The brinkmanship over Greece’s future intensified after Prime Minister Alexis Tsipras said his government submitted a new proposal aimed at breaking the stalemate just as creditors set about finalizing theirs.
Tsipras is waiting for European leaders to show their hand after they held top-level talks in Berlin on Monday night aimed at hatching a plan to unlock funds and avoid the country defaulting. The goal of the meeting was to hammer out an offer from creditor institutions that Greece could consider in coming days, according to two people familiar with the plan. The Greek government said it hadn’t received any draft agreement.
“After submitting a complete proposal for a deal last night to institutions, we are not waiting for them to submit their own plan back to us,” Tsipras told reporters on Tuesday. “Greece is the one that submits the plan.”
After four months of antagonism and extended deadlines, there’s evidence now of greater urgency in efforts to end the impasse and decide Greece’s fate. The euro rallied on Tuesday, gaining as much as 1 percent earlier to $1.1039.
Berlin Huddle
While Greece says it can make a debt repayment to the International Monetary Fund on Friday, it’s the smallest of four totaling almost 1.6 billion euros ($1.78 billion) this month. The timing coincides with the expiration of a euro-region bailout by the end of June.
The meeting in Berlin at the German Chancellery involved Angela Merkel, IMF chief Christine Lagarde, European Central Bank President Mario Draghi, French President Francois Hollande and European Commission President Jean-Claude Juncker.
Representatives from the creditor institutions have wrapped up their proposal in substance, a person familiar with the matter said. Creditors are still polishing the document, said the person, who asked not to be identified as talks are private.
Merkel’s office said in a statement only that the five leaders “agreed that work must now be continued with greater intensity” and that “they have been in closest contact in recent days and want to remain so in the coming days, both among themselves and naturally also with the Greek government.”
Greek Markets
Greek bonds rose, with the yield on the two-year security falling 64 basis points to 24.3 percent as of 2:38 p.m. in Athens. The Athens Stock Exchange Index dropped 1 percent. Financial markets in Greece opened after shutting on Monday for the Orthodox Pentecost holiday.
European Union Economic Commissioner Pierre Moscovici said there was “real progress” in talks, though he didn’t comment specifically about the Berlin meeting. He told French radio that the European bailout fund was included in negotiations over releasing aid, raising the prospect that it could play a role in any deal to break the standoff.

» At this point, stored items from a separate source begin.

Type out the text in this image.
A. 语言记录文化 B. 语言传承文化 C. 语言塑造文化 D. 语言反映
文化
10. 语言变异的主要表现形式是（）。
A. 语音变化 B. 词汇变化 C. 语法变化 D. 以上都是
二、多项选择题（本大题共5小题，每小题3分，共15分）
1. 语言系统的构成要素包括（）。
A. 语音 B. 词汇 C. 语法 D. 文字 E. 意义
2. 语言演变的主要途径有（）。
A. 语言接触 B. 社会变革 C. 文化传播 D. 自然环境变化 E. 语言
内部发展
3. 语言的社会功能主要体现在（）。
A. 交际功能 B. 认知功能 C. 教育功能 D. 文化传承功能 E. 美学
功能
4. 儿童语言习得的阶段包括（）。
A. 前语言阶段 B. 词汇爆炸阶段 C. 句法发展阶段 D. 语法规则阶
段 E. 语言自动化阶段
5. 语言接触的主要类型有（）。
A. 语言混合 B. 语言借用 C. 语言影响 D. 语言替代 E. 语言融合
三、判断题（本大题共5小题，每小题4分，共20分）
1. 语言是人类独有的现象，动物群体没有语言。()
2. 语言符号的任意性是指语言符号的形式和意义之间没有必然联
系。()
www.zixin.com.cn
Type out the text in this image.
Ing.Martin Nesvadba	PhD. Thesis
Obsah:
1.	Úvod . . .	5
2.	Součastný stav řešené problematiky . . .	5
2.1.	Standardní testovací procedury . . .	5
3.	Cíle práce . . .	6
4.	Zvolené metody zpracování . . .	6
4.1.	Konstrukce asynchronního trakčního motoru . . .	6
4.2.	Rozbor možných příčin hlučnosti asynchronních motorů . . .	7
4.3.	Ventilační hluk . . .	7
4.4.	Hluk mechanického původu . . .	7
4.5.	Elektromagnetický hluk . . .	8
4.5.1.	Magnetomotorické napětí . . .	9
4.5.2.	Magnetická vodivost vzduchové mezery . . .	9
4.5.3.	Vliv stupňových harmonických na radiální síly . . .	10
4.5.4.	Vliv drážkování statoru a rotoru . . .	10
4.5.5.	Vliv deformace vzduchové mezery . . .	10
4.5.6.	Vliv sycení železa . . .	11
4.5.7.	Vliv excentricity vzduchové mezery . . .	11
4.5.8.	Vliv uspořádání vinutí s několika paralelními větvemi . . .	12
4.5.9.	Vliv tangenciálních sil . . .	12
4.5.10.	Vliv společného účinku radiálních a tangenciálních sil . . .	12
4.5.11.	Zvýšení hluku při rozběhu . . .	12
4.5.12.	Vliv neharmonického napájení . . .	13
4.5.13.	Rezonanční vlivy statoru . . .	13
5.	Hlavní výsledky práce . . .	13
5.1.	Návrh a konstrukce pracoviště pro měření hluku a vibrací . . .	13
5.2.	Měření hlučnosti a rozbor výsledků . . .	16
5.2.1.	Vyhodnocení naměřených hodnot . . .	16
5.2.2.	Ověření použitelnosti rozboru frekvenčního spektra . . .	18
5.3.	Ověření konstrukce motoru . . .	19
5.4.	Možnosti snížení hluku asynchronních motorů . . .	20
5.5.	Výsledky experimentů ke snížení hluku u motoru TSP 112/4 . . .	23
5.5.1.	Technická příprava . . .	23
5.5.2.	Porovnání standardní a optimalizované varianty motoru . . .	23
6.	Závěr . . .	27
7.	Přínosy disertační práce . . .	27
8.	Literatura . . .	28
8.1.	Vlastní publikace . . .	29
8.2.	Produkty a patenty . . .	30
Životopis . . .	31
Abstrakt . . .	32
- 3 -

Greece is seeking to access about 7 billion euros from its existing bailout before confronting any need for another rescue package. Sticking points have included budget measures, pension reforms and changes to Greece’s labor laws, with Tsipras’s anti-austerity government talking about red lines it can’t cross when seeking a compromise.
Greek central bank Governor Yannis Stournaras said the country shouldn’t raise taxes, though it could end some exemptions. The country and its creditors should now aim to agree on “a more reasonable primary surplus in the future and, in exchange for this, more structural changes,” he said at an event in London on Tuesday.
“Even a mediocre agreement is much better than the alternative for Greece, which is bankruptcy,” said Nicholas Economides, professor of economics at New York University’s Stern School of Business. “Bankruptcy within the euro would be very difficult to manage and would require tremendous support from the ECB, which is unlikely.”